The National Science Foundation (NSF) has awarded James Huff, associate professor of engineering and Honors College faculty fellow, a $575,000 grant for his research titled CAREER: Advancing academic cultures of well-being by understanding professional experiences of engineering faculty. This NSF CAREER grant is the most prestigious individual award given to an early-career faculty member at Harding. It is the 59th CAREER grant awarded in the state of Arkansas and only the sixth at an institution other than the University of Arkansas since NSF’s inception in 1994.
The grant awards Dr. Huff for advancing his psychological research on shame, identity and well-being in engineering education settings. The $575,000 grant will be used to implement a nationwide qualitative investigation of engineering faculty, and also facilitate in-depth training on coping with professional experiences of shame.
“In this project, I will closely be examining the ways that engineering faculty experience powerful emotional experiences of professional shame when they fail to achieve what they feel is expected of them,” said Huff. “In prior research, engineering faculty are rarely studied as whole individuals but rather seen as static, supportive fixtures of student outcomes. Through this study, I will develop a holistic understanding of how faculty regulate emotion in moments of shame that are often hidden from view.

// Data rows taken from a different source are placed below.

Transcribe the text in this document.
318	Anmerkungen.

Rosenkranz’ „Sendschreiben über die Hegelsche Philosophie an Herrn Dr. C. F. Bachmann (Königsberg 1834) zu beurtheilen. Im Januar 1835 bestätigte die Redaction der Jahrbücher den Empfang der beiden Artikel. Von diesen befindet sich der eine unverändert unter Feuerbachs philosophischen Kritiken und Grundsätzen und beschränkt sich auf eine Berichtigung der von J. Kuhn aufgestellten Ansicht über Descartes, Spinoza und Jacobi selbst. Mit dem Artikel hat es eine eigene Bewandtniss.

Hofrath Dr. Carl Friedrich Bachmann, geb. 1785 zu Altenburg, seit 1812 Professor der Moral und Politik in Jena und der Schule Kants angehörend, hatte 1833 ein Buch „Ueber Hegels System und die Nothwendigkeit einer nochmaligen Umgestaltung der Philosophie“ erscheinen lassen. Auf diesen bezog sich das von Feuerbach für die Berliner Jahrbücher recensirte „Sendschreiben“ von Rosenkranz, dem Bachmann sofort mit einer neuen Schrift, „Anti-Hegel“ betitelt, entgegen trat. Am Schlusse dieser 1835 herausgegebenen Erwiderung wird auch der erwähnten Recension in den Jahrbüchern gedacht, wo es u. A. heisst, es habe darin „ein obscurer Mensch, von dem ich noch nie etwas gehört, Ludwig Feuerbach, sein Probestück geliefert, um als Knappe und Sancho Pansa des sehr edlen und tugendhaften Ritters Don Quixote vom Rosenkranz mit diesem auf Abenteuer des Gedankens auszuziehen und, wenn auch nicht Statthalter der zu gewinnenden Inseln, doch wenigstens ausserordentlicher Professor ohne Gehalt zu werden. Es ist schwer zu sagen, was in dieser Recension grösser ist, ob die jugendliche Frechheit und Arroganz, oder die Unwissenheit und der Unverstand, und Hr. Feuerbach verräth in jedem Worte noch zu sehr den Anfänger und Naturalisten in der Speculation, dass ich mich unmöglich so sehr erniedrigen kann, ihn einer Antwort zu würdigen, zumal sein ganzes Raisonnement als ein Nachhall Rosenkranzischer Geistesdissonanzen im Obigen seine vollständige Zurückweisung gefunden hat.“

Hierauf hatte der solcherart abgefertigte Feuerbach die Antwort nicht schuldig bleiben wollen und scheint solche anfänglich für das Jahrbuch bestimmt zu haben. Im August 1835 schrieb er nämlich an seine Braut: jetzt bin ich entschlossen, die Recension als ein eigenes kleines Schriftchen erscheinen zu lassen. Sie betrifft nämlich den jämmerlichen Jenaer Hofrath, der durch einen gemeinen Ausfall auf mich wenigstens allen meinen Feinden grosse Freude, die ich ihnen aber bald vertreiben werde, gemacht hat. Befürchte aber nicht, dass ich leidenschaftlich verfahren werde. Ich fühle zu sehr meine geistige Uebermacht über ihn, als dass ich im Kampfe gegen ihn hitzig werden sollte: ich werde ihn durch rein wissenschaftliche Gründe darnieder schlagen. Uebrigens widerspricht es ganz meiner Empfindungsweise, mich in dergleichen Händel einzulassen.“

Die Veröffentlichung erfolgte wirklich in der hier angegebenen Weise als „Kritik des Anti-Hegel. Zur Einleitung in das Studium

The findings will inform us how we can better equip faculty with informed strategies to live out of a mindset of care — both toward themselves and their students — and thus advance well-being in academic settings.”
Prior to receiving this award, Huff worked as a principal investigator of an NSF grant studying the lived experience of shame in engineering students.
Huff’s work has been published in the Journal for Engineering of Education introducing his theory of professional shame. This work is the foundation of his NSF CAREER proposal.